It seems natural to most people to suppose that support for violent radical organizations in countries like Pakistan must be linked to poor economic conditions, but evidence to back this up is hard to come by. Indeed, research from Graeme Blair, Chrstine Fair, Neil Malhotr, and Jacob N. Shapiro published as “Poverty and Support for Militant Politics: Evidence from Pakistan” (PDF) finds that it’s actually the reverse:
To address this gap we conducted a 6000-person, nationally representative survey of Pakistanis that measures affect towards four important militant organizations. We apply a novel measurement strategy to mitigate item nonresponse, which plagued previous surveys due to the sensitive nature of militancy. Our study reveals three key patterns. First, Pakistanis exhibit negative affect toward all four militant organizations, with those from areas where groups have conducted the most attacks disliking them the most.
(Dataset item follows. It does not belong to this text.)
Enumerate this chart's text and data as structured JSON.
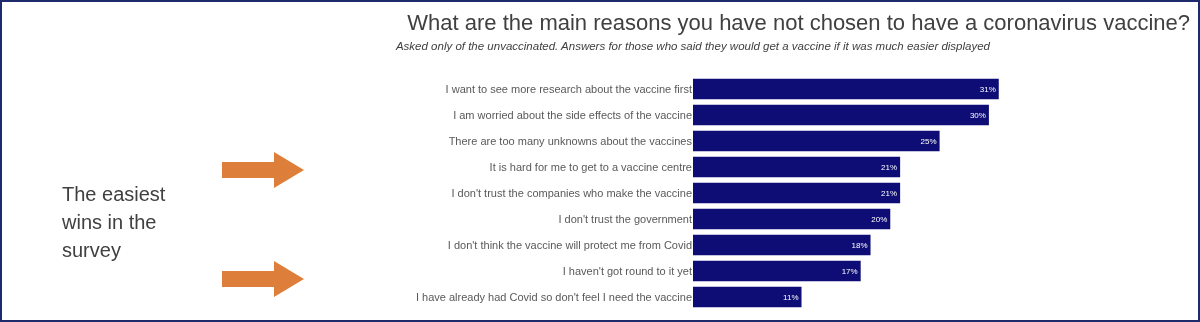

Second, contrary to conventional expectations poor Pakistanis dislike militant groups more than middle-class citizens. Third, this dislike is strongest among poor urban residents, suggesting that the negative relationship stems from exposure to the externalities of terrorist attacks. Longstanding arguments tying support for violent political organizations to individuals’ economic prospects—and the subsequent policy recommendations—may require substantial revision.
I’m not sure how directly parallel this is, but if you think about the United States circa 1970, everyone knows that radical politics was a minority taste disproportionately concentrated in the middle class.